La démocratie bourgeoisie ne peut servir que la bourgeoisie. (Trotsky, « 90 ans de Manifeste communiste », 30 octobre 1937, Œuvres t. 15, ILT, p. 233)

Imperturbable, l’intersyndicale décrète une 12e journée d’action dont même les plus inexpérimentés n’attendent plus rien. Le gouvernement Macron-Borne-Darmanin a pu constater la baisse du nombre de manifestants à la 11e. Il sait aussi que les grèves reconductibles des secteurs les plus combattifs, laissées isolées, s’achèvent dans l’amertume même si la direction de la CGT du traitement des déchets prétend faire repartir les éboueurs parisiens le 13 avril.

Pendant ce temps-là, discrètement, les mêmes appareils syndicaux siègent toujours avec les représentants du gouvernement et du patronat au Conseil d’orientation des retraites. CFDT, CGT et FO cogèrent avec le patronat le régime de retraite complémentaire Agirc-Arrco, un système à points qui incite à partir à 64 ans par bonus-malus.

Les organisations qui se réclament du trotskysme critiquent un peu plus les journées d’action qui « manqueraient d’efficacité », la perspective du référendum et l’appel au Conseil constitutionnel, mais c’est pour mieux appuyer les grèves reconductibles des bureaucrates CGT, FO et SUD… Il est frappant de constater combien elles se donnent la main aujourd’hui pour faire comme si la politique des chefs syndicaux n’avait aucun effet négatif en faisant croire que, si on continue à les suivre, « la victoire est proche ! ».

Cela vaut pour le mouvementisme chatoyant s’adaptant à toutes les modes politiques (Ensemble, NPA-B, RP, A&R…) issu de la liquidation de 1949 à 1963 de la 4e Internationale par ses propres dirigeants pro-Tito, pro-Mao et pro-Castro (Pablo-Raptis, Germain-Mandel, Hansen, Moreno-Bressano). Et tout autant pour les variantes de l’économisme lugubre (LO, CR…) descendant de la secte stalinoïde et purement française VO façonnée de 1953 à 1967 par Hardy-Barcia (qui n’avait jamais membre de la 4e Internationale).

Le NPA pro-NUPES pour « relancer la reconduction »
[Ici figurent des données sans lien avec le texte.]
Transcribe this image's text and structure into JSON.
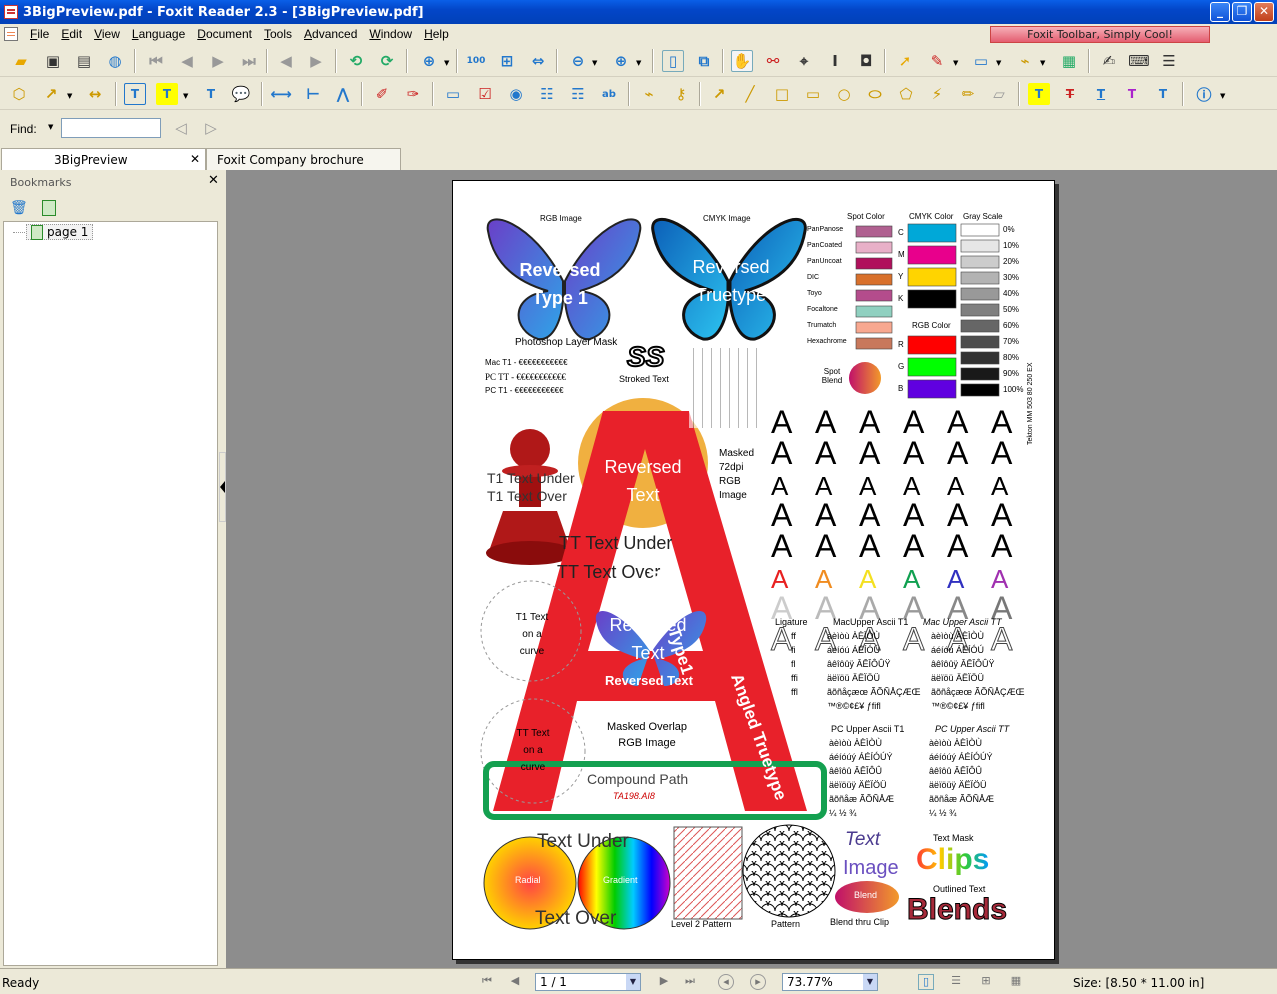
{
  "window": {
    "title": "3BigPreview.pdf - Foxit Reader 2.3 - [3BigPreview.pdf]"
  },
  "menu": [
    "File",
    "Edit",
    "View",
    "Language",
    "Document",
    "Tools",
    "Advanced",
    "Window",
    "Help"
  ],
  "promo": "Foxit Toolbar, Simply Cool!",
  "find": {
    "label": "Find:",
    "value": ""
  },
  "tabs": [
    {
      "label": "3BigPreview"
    },
    {
      "label": "Foxit Company brochure"
    }
  ],
  "sidebar": {
    "title": "Bookmarks",
    "bookmark": "page 1"
  },
  "status": {
    "ready": "Ready",
    "page": "1 / 1",
    "zoom": "73.77%",
    "size": "Size: [8.50 * 11.00 in]"
  },
  "pdf": {
    "rgb_image": "RGB Image",
    "cmyk_image": "CMYK Image",
    "rev_type1": "Reversed Type 1",
    "rev_truetype": "Reversed Truetype",
    "ps_mask": "Photoshop Layer Mask",
    "spot_color": "Spot Color",
    "cmyk_color": "CMYK Color",
    "gray_scale": "Gray Scale",
    "rgb_color": "RGB Color",
    "spot_names": [
      "PanPanose",
      "PanCoated",
      "PanUncoat",
      "DIC",
      "Toyo",
      "Focaltone",
      "Trumatch",
      "Hexachrome"
    ],
    "spot_colors": [
      "#b06090",
      "#e8b0c8",
      "#b0105c",
      "#d8702c",
      "#b44c8c",
      "#90d0c0",
      "#f8a890",
      "#c8785c"
    ],
    "cmyk_labels": [
      "C",
      "M",
      "Y",
      "K"
    ],
    "cmyk_colors": [
      "#00a8d8",
      "#e8008c",
      "#ffd400",
      "#000000"
    ],
    "rgb_labels": [
      "R",
      "G",
      "B"
    ],
    "rgb_colors": [
      "#ff0000",
      "#00ff00",
      "#6000e0"
    ],
    "gray_labels": [
      "0%",
      "10%",
      "20%",
      "30%",
      "40%",
      "50%",
      "60%",
      "70%",
      "80%",
      "90%",
      "100%"
    ],
    "spot_blend": "Spot Blend",
    "ss": "SS",
    "stroked_text": "Stroked Text",
    "mac_t1": "Mac T1 - €€€€€€€€€€€",
    "pc_tt": "PC TT - €€€€€€€€€€€",
    "pc_t1": "PC T1 - €€€€€€€€€€€",
    "t1_under": "T1 Text Under",
    "t1_over": "T1 Text Over",
    "masked_rgb": "Masked 72dpi RGB Image",
    "reversed_text": "Reversed Text",
    "tt_under": "TT Text Under",
    "tt_over": "TT Text Over",
    "t1_curve": "T1 Text on a curve",
    "tt_curve": "TT Text on a curve",
    "angled_type1": "Angled Type1",
    "angled_tt": "Angled Truetype",
    "masked_overlap": "Masked Overlap RGB Image",
    "compound_path": "Compound Path",
    "ta198": "TA198.AI8",
    "mm_label": "Tekton MM 503 80 250 EX",
    "ligature": "Ligature",
    "mac_upper_t1": "MacUpper Ascii T1",
    "mac_upper_tt": "Mac Upper Ascii TT",
    "pc_upper_t1": "PC Upper Ascii T1",
    "pc_upper_tt": "PC Upper Ascii TT",
    "lig_rows": [
      "ff",
      "fi",
      "fl",
      "ffi",
      "ffl"
    ],
    "mac_rows": [
      "àèìòù ÀÈÌÒÙ",
      "áéíóú ÁÉÍÓÚ",
      "âêîôûÿ ÂÊÎÔÛŸ",
      "äëïöü ÄËÏÖÜ",
      "ãõñåçæœ ÃÕÑÅÇÆŒ",
      "™®©¢£¥ ƒfifl"
    ],
    "pc_rows": [
      "àèìòù ÀÈÌÒÙ",
      "áéíóúý ÁÉÍÓÚÝ",
      "âêîôû ÂÊÎÔÛ",
      "äëïöüÿ ÄËÏÖÜ",
      "ãõñåæ ÃÕÑÅÆ",
      "¼ ½ ¾"
    ],
    "radial": "Radial",
    "gradient": "Gradient",
    "text_under": "Text Under",
    "text_over": "Text Over",
    "level2": "Level 2 Pattern",
    "pattern": "Pattern",
    "text": "Text",
    "image": "Image",
    "blend": "Blend",
    "blend_clip": "Blend thru Clip",
    "text_mask": "Text Mask",
    "clips": "Clips",
    "outlined": "Outlined Text",
    "blends": "Blends"
  }
}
Macron a déjà perdu… Les possibilités d’amplifier la grève, de relancer la reconduction, existent dans bien des secteurs (dans le nettoiement, l’énergie, à la SNCF…), et cela peut se passer ces prochains jours. D’abord en réussissant la journée nationale de grève et de manifestations du jeudi 13 avril à l’appel de l’intersyndicale. Le lendemain, vendredi 14 avril, jour de l’avis rendu par le Conseil constitutionnel, la grève doit être reconduite au maximum, avec des rassemblements l’après-midi sur les places ou devant les préfectures partout où c’est possible. (NPA-B, Tract national, 11 avril)
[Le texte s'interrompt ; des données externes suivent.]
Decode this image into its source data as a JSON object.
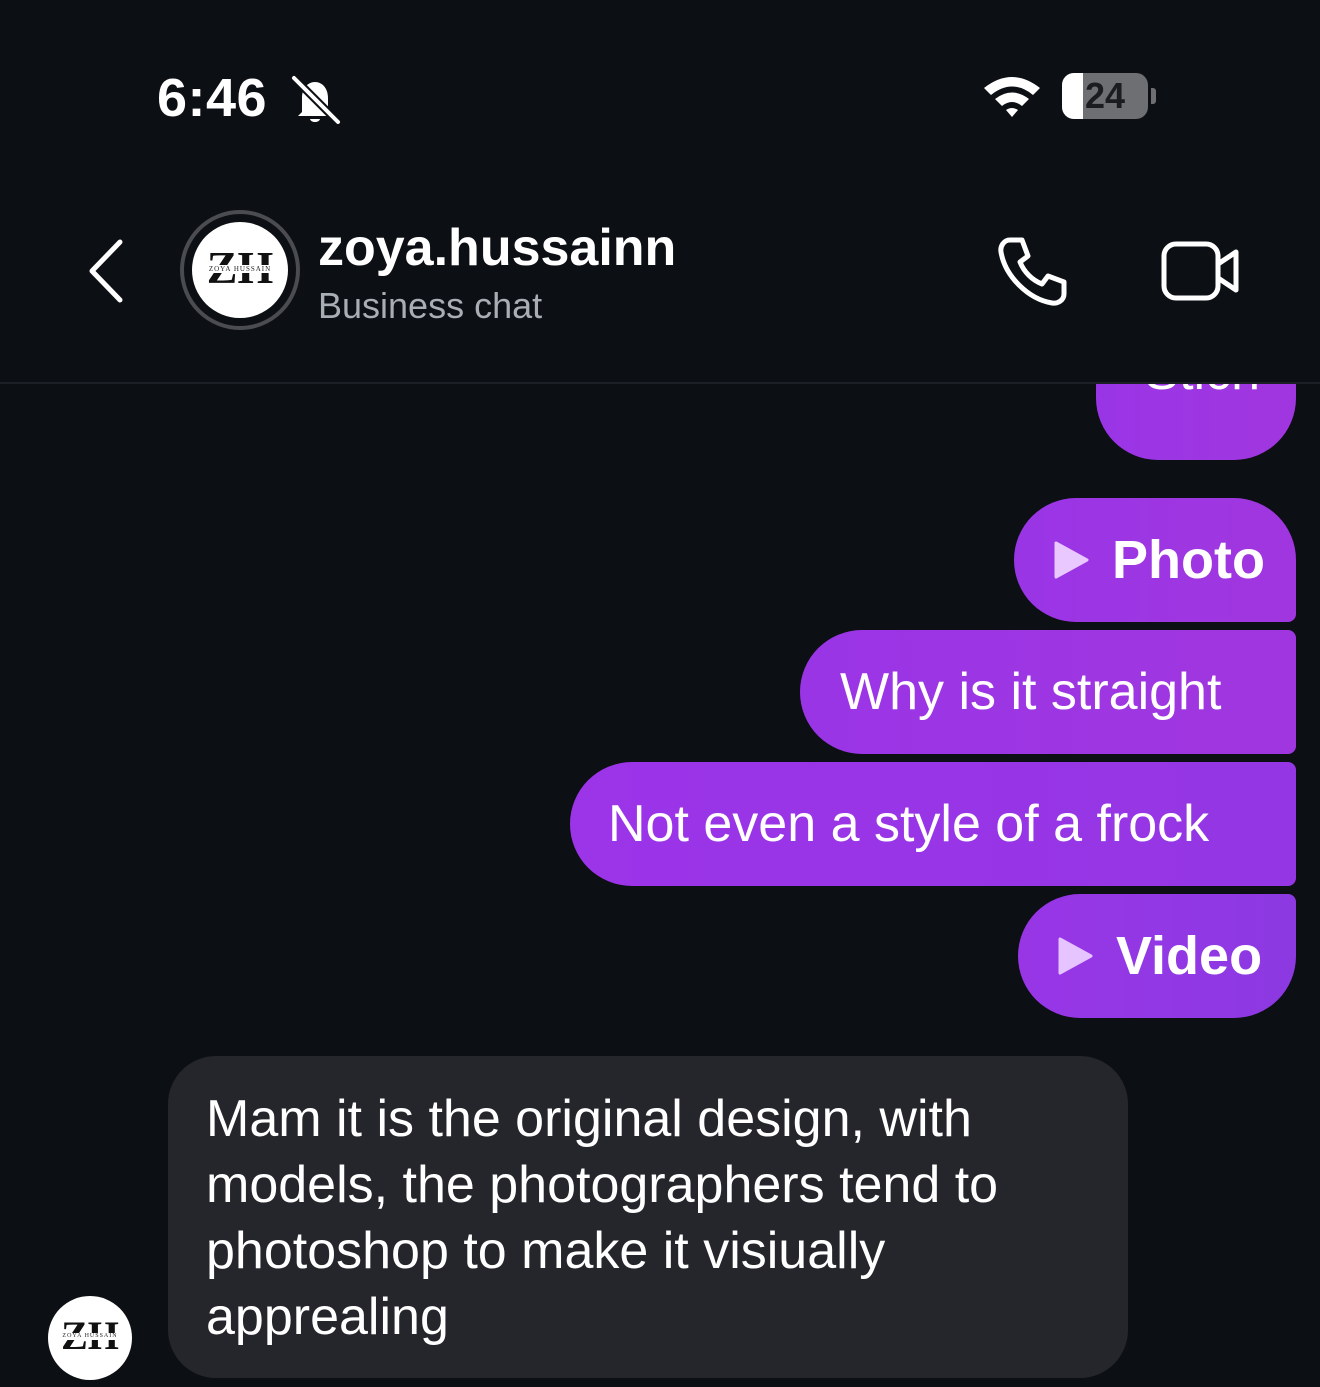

RP lui aussi pour les grèves reconductibles des appareils CGT, FO et SUD

Alors que la journée de mobilisation du 6 avril reste massive, ni la décision du Conseil Constitutionnel ni un hypothétique RIP ne peuvent être une issue pour le mouvement. Ces stratégies sont au contraire des impasses, et risquent de servir de prétexte à la liquidation du mouvement. D’autant que, pendant que Laurent Berger prépare clairement sa sortie du mouvement social, la position de la direction de la CGT reste incertaine. Si Sophie Binet affirme toujours qu’il n’y a pas d’autre issue que le retrait de cette réforme, dénonçant un gouvernement bunkérisé, elle a affirmé qu’à l’issue du 14 avril la mobilisation continuera[it] sous une forme ou une autre. Une déclaration suffisamment floue pour interroger. Malgré les contradictions du mouvement, la seule perspective pour gagner se situe toujours sur le terrain de la mobilisation, par la construction d’un rapport de forces par la grève. Cela implique concrètement aujourd’hui de défendre les grèves reconductibles en cours, dans l’énergie et les raffineries, face aux réquisitions, mais aussi de construire un plan pour les étendre. Une stratégie que l’intersyndicale, à commencer par Laurent Berger, s’est toujours refusée à porter. (Site Révolution permanente, 8 avril)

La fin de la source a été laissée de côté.